There are many reasons why a government or international organization may advocate the introduction of urban indoor farming. The association for vertical farming looks at some of the main motivations for bringing agriculture closer to the consumer. While urban indoor agriculture may have seemed a far-fetched dream in the past, developments in city planning and technological innovation are making it a reality. These developments are helping to alleviate pressure on food supply chains and cultivate food security in a period of mass population expansion.
Urban indoor agriculture is seen as a viable solution to dramatic increases in population. Already fifty-five percent of the world’s population lives in urban areas and this figure is set to increase. Moreover, eighty percent of all food produced globally is destined for consumption in urban spaces to meet this increased demand. By bringing farming closer to the city, agricultural networks have a better chance of meeting this demand sustainably and efficiently by cutting out unnecessary segments of the supply chain. Farmers are also better able to attract young people into the workforce as they can offer new and innovative routes into agriculture that appeal to the urbanized workforce.
Techno Farm Keihanna. Spread Co., Ltd. Japan
Agriculture in urbanized areas also presents an opportunity to establish a more circular economy. Farming can be integrated more holistically into the overall working of urban life by combining its production with other essential services like waste management. Rather than establishing a food network that operates on a ‘cradle-to-grave’ methodology, urbanized farming presents new opportunities to recycle and reuse resources in an integrated bio-economy. The decrease in transportation costs which comes from closer proximity between consumers and producers also helps to reduce emissions. The benefits of urban indoor farming can be seen to not only enhance economic efficiency but also maximize sustainability by cutting down the city’s overall carbon footprint.

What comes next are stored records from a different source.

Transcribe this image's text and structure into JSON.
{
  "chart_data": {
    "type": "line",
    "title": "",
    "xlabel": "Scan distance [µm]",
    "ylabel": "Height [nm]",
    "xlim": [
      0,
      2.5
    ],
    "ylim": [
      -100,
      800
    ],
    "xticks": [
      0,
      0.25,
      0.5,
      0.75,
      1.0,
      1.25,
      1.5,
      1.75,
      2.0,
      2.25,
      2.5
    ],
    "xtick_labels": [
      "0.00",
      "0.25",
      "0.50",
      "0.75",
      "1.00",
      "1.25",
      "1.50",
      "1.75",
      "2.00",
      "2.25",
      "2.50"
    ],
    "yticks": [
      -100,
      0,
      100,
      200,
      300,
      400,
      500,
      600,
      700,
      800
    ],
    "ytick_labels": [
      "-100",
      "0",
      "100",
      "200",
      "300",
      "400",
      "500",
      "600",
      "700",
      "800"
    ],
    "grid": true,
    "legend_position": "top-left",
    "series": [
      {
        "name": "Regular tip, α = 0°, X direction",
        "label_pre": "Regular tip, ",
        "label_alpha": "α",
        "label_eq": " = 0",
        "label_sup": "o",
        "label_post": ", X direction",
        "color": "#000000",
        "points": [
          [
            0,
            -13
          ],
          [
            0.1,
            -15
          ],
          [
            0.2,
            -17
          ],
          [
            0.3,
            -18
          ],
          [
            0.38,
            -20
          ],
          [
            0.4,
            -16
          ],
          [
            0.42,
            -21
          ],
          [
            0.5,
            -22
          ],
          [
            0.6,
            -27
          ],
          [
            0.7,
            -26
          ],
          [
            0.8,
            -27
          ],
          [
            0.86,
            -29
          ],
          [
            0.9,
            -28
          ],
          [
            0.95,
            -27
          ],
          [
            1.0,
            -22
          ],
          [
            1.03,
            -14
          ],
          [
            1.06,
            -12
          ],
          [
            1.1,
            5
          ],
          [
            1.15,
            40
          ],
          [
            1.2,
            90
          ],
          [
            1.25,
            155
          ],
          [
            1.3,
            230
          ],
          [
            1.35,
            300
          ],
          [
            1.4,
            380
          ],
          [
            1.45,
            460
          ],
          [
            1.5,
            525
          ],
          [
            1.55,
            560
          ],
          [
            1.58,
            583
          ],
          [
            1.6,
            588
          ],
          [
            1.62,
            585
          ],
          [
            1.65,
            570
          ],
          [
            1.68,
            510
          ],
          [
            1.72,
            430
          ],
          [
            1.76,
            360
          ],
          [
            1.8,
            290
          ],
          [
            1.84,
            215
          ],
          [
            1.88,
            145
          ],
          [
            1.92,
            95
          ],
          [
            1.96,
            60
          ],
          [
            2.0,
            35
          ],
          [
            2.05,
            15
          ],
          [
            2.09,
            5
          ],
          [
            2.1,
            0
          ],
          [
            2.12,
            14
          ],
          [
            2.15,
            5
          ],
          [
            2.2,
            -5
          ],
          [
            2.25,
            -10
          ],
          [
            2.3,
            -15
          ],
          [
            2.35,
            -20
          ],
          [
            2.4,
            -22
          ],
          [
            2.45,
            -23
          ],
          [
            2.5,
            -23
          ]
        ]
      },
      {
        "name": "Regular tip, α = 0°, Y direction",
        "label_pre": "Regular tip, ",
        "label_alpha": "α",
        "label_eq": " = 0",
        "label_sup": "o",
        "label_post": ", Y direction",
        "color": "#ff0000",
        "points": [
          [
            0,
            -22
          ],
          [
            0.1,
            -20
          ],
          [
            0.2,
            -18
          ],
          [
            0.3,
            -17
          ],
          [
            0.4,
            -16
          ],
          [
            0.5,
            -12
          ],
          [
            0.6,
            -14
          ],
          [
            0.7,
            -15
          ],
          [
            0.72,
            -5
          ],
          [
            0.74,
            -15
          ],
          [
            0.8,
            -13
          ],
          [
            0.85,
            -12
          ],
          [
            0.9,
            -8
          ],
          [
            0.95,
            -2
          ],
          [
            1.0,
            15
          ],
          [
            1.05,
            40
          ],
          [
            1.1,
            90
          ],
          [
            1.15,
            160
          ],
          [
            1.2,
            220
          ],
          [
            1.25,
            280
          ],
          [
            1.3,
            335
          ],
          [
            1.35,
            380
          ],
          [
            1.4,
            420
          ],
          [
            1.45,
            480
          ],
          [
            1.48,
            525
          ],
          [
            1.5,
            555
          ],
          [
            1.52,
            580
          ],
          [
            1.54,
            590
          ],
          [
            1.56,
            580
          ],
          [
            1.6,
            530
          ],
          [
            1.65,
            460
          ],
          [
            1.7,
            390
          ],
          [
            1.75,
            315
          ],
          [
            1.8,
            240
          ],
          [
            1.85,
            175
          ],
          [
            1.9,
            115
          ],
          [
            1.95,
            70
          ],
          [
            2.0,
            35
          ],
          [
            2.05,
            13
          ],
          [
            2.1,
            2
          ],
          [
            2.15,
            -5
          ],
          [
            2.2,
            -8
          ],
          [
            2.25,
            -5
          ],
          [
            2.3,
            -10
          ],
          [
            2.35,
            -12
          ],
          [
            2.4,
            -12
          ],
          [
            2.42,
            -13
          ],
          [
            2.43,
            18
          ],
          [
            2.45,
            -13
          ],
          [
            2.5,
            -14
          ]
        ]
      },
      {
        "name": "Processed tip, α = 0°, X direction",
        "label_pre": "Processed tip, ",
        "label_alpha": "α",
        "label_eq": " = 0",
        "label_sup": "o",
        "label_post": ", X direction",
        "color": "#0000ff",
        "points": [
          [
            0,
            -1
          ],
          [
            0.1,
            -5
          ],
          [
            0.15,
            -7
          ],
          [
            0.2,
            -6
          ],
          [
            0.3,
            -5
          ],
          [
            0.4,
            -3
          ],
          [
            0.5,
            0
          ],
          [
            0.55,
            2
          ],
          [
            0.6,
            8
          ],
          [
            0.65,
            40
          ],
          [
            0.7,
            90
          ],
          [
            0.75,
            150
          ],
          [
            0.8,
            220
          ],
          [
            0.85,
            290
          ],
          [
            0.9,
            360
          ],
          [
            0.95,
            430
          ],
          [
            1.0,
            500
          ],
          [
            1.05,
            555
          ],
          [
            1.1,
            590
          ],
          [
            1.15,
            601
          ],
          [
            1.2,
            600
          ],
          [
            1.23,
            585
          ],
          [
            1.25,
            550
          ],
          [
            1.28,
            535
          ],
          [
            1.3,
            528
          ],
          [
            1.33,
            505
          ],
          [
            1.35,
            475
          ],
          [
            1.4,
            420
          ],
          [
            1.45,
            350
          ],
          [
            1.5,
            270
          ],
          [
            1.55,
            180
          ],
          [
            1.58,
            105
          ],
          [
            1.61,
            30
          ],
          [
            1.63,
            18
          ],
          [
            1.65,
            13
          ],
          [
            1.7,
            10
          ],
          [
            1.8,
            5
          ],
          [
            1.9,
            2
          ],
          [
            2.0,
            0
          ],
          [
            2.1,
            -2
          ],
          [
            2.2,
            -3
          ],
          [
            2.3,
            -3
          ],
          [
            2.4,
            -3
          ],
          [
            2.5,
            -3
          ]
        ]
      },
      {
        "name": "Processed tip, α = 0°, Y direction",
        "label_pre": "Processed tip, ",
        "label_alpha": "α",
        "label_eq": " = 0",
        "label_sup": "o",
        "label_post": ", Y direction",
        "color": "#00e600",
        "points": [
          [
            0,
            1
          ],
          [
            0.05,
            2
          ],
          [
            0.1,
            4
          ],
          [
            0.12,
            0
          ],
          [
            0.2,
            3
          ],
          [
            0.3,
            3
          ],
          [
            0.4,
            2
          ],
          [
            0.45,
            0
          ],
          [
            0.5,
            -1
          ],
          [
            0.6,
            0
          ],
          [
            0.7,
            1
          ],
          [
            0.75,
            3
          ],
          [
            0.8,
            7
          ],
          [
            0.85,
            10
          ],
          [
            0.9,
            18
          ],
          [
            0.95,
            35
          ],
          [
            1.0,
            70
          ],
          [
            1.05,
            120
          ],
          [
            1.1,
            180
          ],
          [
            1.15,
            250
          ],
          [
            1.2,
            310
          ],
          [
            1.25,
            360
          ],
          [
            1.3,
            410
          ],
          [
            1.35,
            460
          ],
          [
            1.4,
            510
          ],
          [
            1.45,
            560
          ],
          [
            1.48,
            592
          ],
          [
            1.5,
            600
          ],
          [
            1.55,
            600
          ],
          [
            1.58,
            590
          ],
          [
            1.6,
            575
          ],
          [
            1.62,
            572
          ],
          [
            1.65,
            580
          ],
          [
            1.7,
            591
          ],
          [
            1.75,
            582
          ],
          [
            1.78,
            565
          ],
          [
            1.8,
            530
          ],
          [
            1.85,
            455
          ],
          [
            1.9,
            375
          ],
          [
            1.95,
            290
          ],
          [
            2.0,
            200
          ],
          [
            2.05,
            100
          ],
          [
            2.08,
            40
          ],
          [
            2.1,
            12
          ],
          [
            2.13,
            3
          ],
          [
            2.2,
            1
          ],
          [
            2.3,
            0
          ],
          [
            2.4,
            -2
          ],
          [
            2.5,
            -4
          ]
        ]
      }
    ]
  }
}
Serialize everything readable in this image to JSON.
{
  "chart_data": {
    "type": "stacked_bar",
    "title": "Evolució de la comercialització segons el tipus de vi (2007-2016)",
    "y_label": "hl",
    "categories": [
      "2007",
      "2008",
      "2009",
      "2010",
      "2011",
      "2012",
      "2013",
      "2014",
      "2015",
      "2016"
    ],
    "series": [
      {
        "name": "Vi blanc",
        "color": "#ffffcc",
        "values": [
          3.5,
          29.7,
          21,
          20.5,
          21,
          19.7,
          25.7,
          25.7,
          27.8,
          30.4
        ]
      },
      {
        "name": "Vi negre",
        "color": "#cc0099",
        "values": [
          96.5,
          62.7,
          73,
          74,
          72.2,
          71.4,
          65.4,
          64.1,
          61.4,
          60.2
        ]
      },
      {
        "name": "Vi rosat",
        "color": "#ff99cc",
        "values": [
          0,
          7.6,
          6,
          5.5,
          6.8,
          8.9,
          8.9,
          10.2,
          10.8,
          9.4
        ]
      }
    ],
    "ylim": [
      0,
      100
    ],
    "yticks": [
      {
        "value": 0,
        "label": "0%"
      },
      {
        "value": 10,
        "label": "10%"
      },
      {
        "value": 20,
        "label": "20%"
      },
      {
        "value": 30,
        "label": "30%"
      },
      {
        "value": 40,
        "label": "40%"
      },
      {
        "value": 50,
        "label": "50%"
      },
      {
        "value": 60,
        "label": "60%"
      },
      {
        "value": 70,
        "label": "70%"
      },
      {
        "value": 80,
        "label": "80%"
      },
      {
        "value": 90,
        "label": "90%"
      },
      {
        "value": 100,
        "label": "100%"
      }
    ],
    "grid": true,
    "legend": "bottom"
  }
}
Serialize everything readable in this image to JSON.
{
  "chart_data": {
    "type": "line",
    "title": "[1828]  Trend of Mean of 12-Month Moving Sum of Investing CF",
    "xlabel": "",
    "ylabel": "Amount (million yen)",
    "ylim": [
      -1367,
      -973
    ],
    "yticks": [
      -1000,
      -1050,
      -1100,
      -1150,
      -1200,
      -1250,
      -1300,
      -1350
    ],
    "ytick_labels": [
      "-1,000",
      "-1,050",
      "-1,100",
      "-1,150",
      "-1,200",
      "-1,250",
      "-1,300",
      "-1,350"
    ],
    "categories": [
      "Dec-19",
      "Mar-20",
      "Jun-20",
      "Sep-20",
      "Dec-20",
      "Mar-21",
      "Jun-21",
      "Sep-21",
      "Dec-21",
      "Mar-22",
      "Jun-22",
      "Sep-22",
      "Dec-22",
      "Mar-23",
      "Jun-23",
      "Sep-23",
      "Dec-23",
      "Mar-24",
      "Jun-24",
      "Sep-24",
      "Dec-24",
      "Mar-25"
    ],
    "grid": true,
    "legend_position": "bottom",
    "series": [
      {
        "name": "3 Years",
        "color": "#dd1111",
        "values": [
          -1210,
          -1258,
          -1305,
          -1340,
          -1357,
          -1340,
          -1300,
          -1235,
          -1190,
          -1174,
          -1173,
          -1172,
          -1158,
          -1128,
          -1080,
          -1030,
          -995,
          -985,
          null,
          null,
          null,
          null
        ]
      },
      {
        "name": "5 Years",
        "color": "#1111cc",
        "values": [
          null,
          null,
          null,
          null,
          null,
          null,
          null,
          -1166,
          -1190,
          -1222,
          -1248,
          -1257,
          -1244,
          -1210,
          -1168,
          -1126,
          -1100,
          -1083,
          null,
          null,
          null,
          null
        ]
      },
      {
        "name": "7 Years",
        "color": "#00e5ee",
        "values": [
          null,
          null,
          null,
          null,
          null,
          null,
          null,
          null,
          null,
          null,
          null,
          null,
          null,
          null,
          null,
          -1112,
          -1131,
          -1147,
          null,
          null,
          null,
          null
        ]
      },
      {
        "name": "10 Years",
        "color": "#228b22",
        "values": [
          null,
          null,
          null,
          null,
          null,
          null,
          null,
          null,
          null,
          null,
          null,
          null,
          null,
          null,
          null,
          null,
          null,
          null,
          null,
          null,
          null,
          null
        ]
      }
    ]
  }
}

Finally, urban indoor agriculture offers an exciting opportunity for communities to reconnect with the process of farming. Shorter supply chains not only increase accessibility to food but can also improve overall public engagement with the food production process. Supply chains can be seen not only as a means to an end but also as an opportunity for social engagement by integrating small producers, farms and vulnerable groups along the supply chain. Educational opportunities for schools and society as a whole can be brought closer to the urban population which allows a reconnection with the cultivation of fresh produce.
While it is possible that cities never become solely reliant on urban agriculture, it is clear that the integration of agriculture into the urban zone offers several social, economic and environmental benefits. Food supply chains should therefore actively cultivate urbanized agriculture to help reach increased standards of efficiency and sustainability at this time of rapid population expansion.